Des pompiers lui disaient: «Va-t-en! Change de caserne!»

«L'équipe chez les pompiers, c'est important, explique le père de Maxime. Quand tu es rejeté, c'est difficile à vivre. Mon fils était un émotif.»

Le rejet a provoqué une fêlure dans l'âme fragile de Maxime.

Sa mère feuillette le calendrier des pompiers. Elle me montre la photo de Maxime torse nu, les pantalons sur les hanches. Une armoire à glace tout en muscles.

«Mon colosse», dit-elle avec tendresse.

Elle enfouit son visage dans ses mains et pleure. Des gros sanglots secouent ses épaules. Son mari se lève, prend la boîte de mouchoirs et la glisse doucement vers elle.

L'incident à la caserne a marqué Maxime. Il a vécu du rejet pendant trois mois avant d'être transféré.

«Il me demandait: "Qui va m'aimer?" Qui va m'aimer! répète sa mère incrédule. Ben voyons! Tout le monde aimait Maxime!»

À Noël, sa copine l'a quitté. Ils se fréquentaient depuis un an et demi. Un rejet. Encore. Il l'a difficilement encaissé. Cette peine d'amour l'a brisé.

La suite est connue: la tentative de suicide en auto, suivie par la pendaison cinq jours plus tard.

Maxime est parti. Il ne reste plus rien, sauf de douloureux souvenirs.

«Aujourd'hui, je vois sa fragilité», dit son père.

«Il n'arrivait pas à être heureux, croit sa mère. Ma carrière, c'était mes gars, j'ai échoué. J'ai été incapable de trouver les mots pour soulager sa souffrance. Le mal qu'il a eu me fait mal. Je ne sais pas comment je vais surmonter ça, je suis comme une handicapée. Une partie de moi est morte.»

Mme Dubois me retient sur le pas de la porte. Elle veut parler de Maxime encore et encore. Ses dernières paroles résonnent dans ma tête.

«En quoi voulez-vous que je croie maintenant?»
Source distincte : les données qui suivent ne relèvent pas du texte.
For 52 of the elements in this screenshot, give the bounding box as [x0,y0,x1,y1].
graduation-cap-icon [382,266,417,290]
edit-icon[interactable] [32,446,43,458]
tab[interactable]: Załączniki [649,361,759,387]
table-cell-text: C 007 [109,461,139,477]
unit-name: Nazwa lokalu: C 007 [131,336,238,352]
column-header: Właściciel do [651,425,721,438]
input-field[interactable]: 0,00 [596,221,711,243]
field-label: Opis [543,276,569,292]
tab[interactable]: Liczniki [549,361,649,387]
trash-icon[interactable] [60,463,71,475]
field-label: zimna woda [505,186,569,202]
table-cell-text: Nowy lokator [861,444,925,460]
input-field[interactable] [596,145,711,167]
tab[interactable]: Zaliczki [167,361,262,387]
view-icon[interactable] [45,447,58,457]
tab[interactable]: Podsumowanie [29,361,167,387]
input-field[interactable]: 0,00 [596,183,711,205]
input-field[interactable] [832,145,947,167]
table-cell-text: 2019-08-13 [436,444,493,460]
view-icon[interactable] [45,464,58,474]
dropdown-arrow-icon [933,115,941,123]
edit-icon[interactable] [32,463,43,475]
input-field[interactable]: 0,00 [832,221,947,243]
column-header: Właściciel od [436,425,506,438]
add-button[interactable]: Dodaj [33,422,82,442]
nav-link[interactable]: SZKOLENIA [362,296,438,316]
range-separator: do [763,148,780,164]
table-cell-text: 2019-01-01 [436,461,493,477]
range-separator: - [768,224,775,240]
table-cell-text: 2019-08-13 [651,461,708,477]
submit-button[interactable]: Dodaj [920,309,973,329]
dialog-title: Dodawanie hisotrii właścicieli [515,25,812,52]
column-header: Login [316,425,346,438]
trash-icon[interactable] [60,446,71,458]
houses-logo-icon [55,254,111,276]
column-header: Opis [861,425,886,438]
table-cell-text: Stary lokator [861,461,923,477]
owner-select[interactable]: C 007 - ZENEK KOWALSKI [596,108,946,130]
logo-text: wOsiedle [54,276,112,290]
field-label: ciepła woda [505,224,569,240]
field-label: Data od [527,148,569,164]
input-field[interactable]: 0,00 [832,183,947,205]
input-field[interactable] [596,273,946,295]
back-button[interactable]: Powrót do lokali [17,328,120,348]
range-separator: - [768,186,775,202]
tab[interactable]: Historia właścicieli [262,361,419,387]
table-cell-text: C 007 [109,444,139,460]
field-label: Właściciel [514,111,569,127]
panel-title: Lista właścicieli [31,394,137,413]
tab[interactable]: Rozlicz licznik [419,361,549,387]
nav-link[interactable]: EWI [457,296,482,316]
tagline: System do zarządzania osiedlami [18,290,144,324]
Le deuil se découpe en quatre étapes

1. Le choc. La personne se sent hagarde, agitée. «La douleur est engourdie», explique Mme Des Aulniers.

2. La désorganisation. C'est un état affectif très confus, mêlé de colère. «Ils en veulent à la personne qui est morte, raconte Mme Des Aulniers. Ils ont honte d'être en colère et ils se sentent coupables.»

3. La dépression, marquée par une grande tristesse, des problèmes de concentration et l'impression que la vie ne vaut plus rien. «C'est une étape absolument nécessaire», précise Mme Des Aulniers.

4. La réorganisation. La cicatrice au coeur. «On peut penser à l'autre sans être triste, dit Mme Des Aulniers. On continue d'aller de l'avant. On répare. Le vase est recollé, mais on voit la fêlure. Il est plus fragile.»